Greetings. I am Victor the Crocodile. I know what you might think when you see me—my sharp teeth, my cold green scales, my tail thrashing in the water. I’ve earned a reputation. I have been cruel, frightening, unkind. I splashed when I should have stayed calm. I lunged when I should have shown restraint. I acted like being feared meant being respected.
But beneath all that—yes, there beneath—there is more. I’ve watched others tremble at my shadow. I’ve heard the scared whispers when animals see me by the riverbank. Sometimes, I’ve felt something stir in me—regret. I rescued a creature once, when danger came, though nobody expected it. It surprised me as much as them.

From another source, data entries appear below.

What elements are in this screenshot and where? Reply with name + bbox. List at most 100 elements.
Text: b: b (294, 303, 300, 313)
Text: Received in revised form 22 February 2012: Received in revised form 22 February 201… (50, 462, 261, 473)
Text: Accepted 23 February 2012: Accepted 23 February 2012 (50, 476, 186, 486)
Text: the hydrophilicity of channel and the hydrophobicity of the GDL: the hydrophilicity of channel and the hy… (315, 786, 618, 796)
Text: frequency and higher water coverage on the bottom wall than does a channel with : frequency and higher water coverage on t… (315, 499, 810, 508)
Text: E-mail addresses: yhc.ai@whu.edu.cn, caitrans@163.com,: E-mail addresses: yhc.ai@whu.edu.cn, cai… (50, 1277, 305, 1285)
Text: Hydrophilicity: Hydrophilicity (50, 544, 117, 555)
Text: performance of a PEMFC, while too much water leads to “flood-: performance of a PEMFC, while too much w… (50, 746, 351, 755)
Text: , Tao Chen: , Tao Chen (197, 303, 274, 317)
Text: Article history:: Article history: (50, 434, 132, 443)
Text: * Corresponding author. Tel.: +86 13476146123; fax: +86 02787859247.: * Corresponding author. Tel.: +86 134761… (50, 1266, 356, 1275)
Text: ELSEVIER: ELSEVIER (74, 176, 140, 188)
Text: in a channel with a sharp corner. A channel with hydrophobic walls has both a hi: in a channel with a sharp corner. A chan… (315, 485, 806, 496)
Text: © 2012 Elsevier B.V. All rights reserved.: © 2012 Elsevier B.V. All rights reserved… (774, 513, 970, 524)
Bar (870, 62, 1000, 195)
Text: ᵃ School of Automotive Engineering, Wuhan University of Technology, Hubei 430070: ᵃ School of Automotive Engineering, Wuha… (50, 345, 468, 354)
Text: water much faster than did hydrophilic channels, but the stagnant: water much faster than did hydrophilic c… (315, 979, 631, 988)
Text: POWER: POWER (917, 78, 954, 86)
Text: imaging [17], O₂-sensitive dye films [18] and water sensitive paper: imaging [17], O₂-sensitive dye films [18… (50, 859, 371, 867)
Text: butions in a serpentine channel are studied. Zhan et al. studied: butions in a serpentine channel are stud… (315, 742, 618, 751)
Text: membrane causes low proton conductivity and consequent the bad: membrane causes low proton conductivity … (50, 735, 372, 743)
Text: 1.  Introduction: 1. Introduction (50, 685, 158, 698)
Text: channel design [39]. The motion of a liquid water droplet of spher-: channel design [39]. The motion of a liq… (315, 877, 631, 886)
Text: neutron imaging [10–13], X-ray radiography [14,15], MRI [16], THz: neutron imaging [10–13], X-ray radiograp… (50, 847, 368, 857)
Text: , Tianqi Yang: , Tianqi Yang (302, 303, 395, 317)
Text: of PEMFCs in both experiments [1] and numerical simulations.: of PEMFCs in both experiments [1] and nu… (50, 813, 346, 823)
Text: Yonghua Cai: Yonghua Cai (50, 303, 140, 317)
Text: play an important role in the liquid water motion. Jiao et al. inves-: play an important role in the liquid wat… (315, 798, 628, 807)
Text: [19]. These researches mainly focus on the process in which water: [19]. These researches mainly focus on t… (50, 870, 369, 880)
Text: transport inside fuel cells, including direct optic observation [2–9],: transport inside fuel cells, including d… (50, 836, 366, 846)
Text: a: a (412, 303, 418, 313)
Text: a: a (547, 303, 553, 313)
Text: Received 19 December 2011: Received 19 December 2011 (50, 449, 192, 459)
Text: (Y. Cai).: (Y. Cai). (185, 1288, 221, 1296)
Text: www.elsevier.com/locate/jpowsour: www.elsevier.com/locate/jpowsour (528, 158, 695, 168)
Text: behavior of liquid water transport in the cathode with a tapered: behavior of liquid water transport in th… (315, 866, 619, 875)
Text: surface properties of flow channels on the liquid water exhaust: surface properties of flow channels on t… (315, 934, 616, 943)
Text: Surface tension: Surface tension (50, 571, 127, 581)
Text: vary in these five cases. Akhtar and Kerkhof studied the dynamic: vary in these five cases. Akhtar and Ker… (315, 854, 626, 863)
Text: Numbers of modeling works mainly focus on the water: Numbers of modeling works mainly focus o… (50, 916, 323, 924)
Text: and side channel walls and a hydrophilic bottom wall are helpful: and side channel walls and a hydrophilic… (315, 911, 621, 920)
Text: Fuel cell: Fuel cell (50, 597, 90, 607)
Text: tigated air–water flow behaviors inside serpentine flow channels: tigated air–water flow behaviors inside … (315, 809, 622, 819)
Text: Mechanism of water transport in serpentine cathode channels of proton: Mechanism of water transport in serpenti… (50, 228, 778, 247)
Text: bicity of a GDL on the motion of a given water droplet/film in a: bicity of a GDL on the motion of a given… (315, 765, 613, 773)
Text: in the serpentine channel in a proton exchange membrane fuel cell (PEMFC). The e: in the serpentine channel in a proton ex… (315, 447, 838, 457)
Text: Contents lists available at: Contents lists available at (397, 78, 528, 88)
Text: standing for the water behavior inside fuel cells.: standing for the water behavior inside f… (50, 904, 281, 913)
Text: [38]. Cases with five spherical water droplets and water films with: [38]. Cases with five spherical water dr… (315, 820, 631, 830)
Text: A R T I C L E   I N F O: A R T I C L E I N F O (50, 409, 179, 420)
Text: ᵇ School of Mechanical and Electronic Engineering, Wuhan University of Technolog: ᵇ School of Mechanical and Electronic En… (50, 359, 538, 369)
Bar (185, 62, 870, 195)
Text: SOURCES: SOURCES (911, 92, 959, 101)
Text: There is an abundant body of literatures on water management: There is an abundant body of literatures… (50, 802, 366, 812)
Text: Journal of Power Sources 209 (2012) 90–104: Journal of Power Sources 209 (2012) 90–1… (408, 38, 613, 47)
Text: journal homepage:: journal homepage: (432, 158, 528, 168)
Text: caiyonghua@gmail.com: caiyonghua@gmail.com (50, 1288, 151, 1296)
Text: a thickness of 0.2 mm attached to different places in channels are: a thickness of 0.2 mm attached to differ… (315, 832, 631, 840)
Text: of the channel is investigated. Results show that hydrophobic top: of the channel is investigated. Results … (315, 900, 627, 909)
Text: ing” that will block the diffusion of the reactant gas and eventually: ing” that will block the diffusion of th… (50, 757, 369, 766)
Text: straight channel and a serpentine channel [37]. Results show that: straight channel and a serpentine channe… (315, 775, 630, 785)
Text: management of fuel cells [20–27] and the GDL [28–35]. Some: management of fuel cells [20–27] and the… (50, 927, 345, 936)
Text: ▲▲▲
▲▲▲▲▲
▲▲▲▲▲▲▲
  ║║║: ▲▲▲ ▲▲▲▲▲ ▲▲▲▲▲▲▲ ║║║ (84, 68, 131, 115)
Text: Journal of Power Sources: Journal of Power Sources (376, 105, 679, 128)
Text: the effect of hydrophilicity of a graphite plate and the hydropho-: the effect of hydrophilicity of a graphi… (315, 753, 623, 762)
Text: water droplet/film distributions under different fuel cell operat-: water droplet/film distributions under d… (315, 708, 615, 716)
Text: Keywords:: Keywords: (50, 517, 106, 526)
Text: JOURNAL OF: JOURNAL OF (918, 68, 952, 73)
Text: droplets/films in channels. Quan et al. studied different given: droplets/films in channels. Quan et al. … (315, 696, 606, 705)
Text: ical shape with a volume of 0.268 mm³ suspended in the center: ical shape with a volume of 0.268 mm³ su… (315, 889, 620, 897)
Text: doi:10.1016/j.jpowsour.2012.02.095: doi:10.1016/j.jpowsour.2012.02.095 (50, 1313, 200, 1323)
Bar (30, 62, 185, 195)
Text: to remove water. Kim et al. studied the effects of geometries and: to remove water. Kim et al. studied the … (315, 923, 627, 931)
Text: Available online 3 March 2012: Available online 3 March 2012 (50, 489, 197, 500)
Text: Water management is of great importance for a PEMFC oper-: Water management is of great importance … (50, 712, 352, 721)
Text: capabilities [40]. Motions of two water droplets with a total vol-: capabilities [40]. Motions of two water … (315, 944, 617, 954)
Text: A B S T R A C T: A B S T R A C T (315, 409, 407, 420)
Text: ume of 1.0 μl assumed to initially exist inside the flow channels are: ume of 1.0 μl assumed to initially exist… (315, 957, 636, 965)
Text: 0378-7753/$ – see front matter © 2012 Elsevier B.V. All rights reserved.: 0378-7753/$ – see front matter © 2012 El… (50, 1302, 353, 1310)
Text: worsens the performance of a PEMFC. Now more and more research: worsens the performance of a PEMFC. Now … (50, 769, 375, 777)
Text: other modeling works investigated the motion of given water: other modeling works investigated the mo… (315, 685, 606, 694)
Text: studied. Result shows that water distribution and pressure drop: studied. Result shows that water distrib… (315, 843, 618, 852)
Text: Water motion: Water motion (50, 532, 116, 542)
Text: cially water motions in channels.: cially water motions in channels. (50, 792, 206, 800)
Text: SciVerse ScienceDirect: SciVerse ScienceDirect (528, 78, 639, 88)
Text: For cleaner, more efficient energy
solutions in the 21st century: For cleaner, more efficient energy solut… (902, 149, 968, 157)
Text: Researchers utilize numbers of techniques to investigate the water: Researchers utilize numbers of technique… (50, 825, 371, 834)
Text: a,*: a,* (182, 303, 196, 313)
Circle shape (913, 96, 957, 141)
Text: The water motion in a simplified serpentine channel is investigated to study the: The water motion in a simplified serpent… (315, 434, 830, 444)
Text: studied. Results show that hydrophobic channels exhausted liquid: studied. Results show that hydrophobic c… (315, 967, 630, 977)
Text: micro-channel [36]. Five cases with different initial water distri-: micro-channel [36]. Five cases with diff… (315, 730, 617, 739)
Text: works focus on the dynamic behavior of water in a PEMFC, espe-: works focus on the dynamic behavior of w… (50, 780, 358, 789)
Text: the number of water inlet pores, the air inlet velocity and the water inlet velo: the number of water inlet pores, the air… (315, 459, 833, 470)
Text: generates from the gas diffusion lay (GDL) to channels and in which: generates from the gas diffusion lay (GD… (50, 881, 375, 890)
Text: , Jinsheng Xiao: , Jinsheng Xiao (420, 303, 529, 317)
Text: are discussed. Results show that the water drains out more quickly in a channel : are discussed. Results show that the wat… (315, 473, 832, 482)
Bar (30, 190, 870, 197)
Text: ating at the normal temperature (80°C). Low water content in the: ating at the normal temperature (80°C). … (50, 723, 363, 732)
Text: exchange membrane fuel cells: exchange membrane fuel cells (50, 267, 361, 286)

Being mean was easier. Fear is a shield. Pride is loud. But the truth is quieter: kindness, apology, understanding—those are harder, more honest. I’ve learned that when you bully, you build walls; when you help, you forge bridges. I’ve tried to cross those bridges—slowly, with a shaky belly, with claws that still ache from old mistakes.
So if you come near the river with me, I’ll hiss less, watch less sharply, maybe even offer a smile. I’ll try to listen instead of roar. If you stand by me, I might show you that someone who once prided himself on being mean can learn to care. That someone can learn to admit wrong, to soften, to change.
Because I want to be more than my reputation. I want to be seen, not just feared. And maybe someday, someone will believe the croc can be kinder.